Recent research on identifying and addressing biases
In light of the rapid evolution of medical AI, it’s crucial to create tools and resources that can detect and rectify biases that might adversely affect health outcomes. Our latest research paper, titled “A Toolbox for Detecting Health Equity Issues and Biases in Large Language Models,” represents a significant step in this direction. This paper presents a framework for assessing whether medical large language models (LLMs) may perpetuate historical biases and offers a set of seven testing datasets known as “EquityMedQA” as a guideline.
These tools are grounded in literature on health disparities, documented model deficiencies, and insights from equity experts. We utilized these tools to evaluate our own large language models, making them accessible to the broader research community.
Introduction of a new framework for evaluating health equity in AI models
A diverse group of experts from various fields, including health equity researchers, social scientists, clinicians, bioethicists, statisticians, and AI specialists at Google, collaborated to develop a framework aimed at constructing AI systems that avoid creating or perpetuating unfair biases.
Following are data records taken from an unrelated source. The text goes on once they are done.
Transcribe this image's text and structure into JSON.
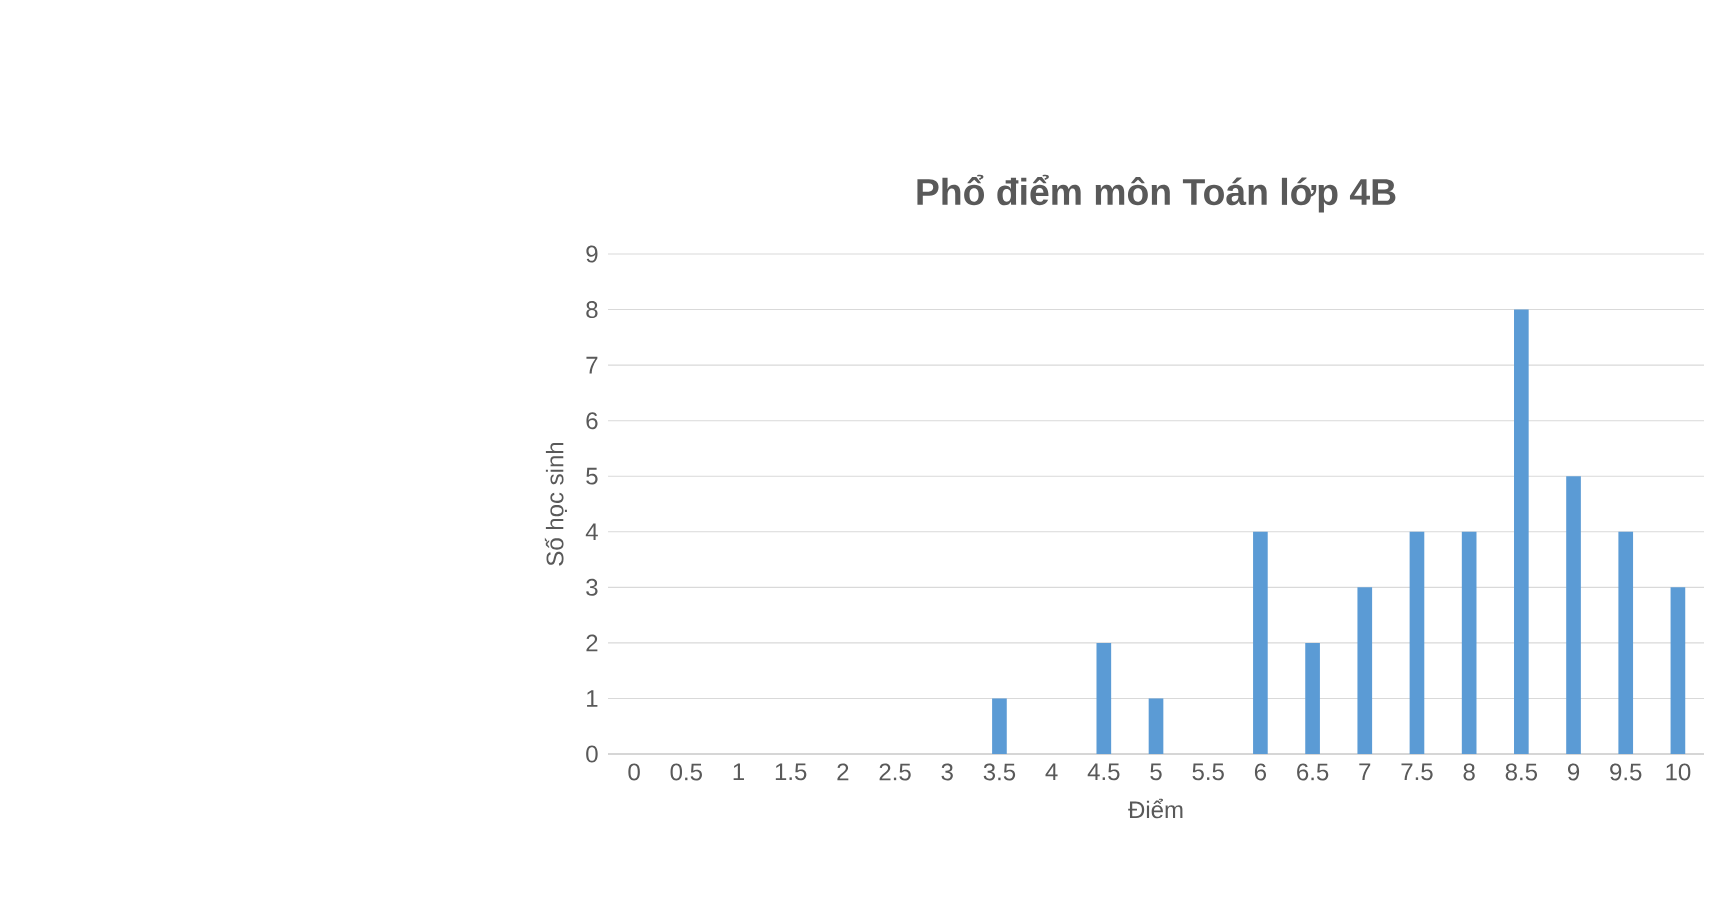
{
  "chart_data": {
    "type": "bar",
    "title": "Phổ điểm môn Toán lớp 4B",
    "xlabel": "Điểm",
    "ylabel": "Số học sinh",
    "categories": [
      "0",
      "0.5",
      "1",
      "1.5",
      "2",
      "2.5",
      "3",
      "3.5",
      "4",
      "4.5",
      "5",
      "5.5",
      "6",
      "6.5",
      "7",
      "7.5",
      "8",
      "8.5",
      "9",
      "9.5",
      "10"
    ],
    "values": [
      0,
      0,
      0,
      0,
      0,
      0,
      0,
      1,
      0,
      2,
      1,
      0,
      4,
      2,
      3,
      4,
      4,
      8,
      5,
      4,
      3
    ],
    "color": "#5b9bd5",
    "ylim": [
      0,
      9
    ],
    "yticks": [
      0,
      1,
      2,
      3,
      4,
      5,
      6,
      7,
      8,
      9
    ],
    "grid": "y"
  }
}
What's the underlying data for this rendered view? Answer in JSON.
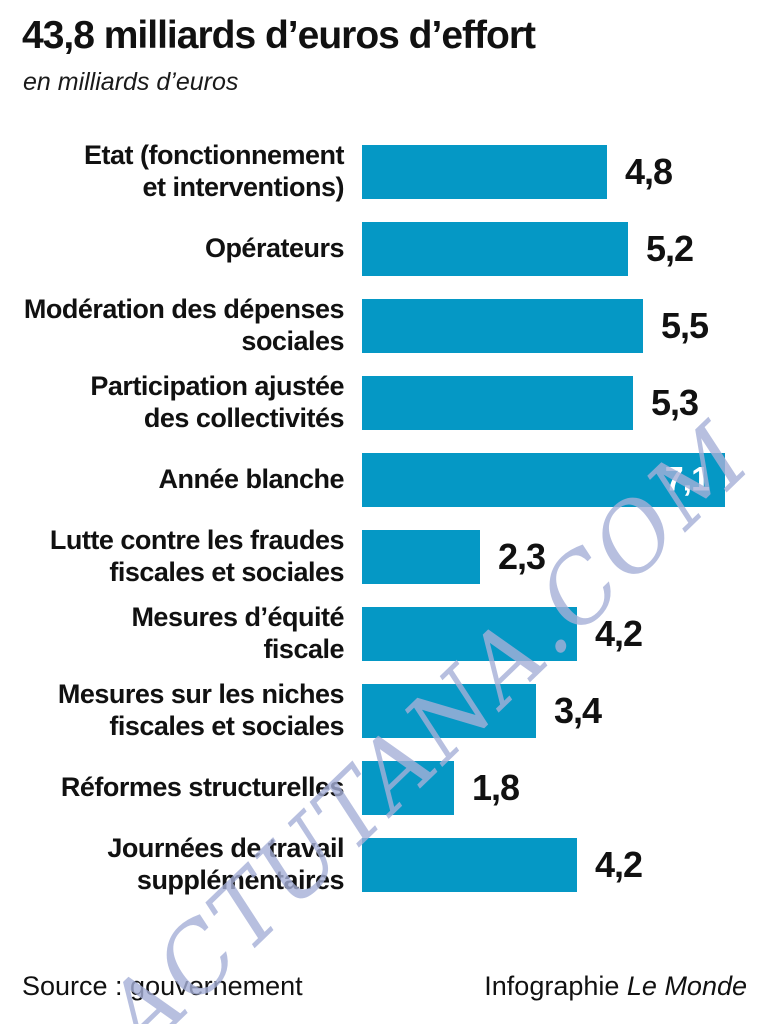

Known as HEAL (Health Equity Assessment of Machine Learning performance), this framework assesses the likelihood of AI technologies performing equitably and prevents the deployment of AI models that could exacerbate disparities, particularly for groups with historically poorer health outcomes. The process comprises four key steps:
- Identifying factors linked to health inequities and establishing AI performance indicators.
- Quantifying existing health outcome gaps.
- Assessing AI tool performance for each subpopulation.
- Evaluating the extent to which the AI tool prioritizes performance concerning health disparities.
We have already applied this framework to evaluate a dermatology AI model. The outcomes revealed equitable performance across race, ethnicity, and gender subgroups. However, enhancements were identified to better serve older age groups. The framework showed that while the model demonstrated fair performance in diagnosing cancerous conditions such as melanoma across age groups, its performance was not as strong for non-cancerous conditions like eczema in individuals aged 70 and above.
Moving forward, we will continue to use this framework to assess healthcare AI models, refining and enhancing it along the way.
Enhanced dermatology dataset for comprehensive analysis
Currently, many dermatology datasets lack diversity, hindering the development of fair AI models. Existing dataset images are often obtained in clinical settings and may not represent various body parts, different condition severities, or diverse skin tones, ages, and genders. Moreover, they predominantly focus on severe conditions like skin cancer, neglecting common issues such as allergic, inflammatory, or infectious conditions.
To create a more inclusive image dataset, we collaborated with Stanford Medicine to establish the Skin Condition Image Network (SCIN). Over 10,000 real-world dermatology images were contributed by thousands of individuals to form this openly accessible dataset. Dermatologists and researchers then annotated diagnoses and categorized them based on two skin-tone scales, ensuring an extensive range of conditions and skin types were included.
The SCIN dataset can now be utilized by scientists and medical professionals to aid in the identification of dermatological issues, conduct dermatology-related research, and expose healthcare students to diverse examples of skin conditions across various skin types.
While we are in the early stages of this initiative, we are committed to effecting positive change. By collaborating with partners and sharing our insights, we strive to contribute to a healthier future for all individuals, irrespective of their backgrounds or geographic locations.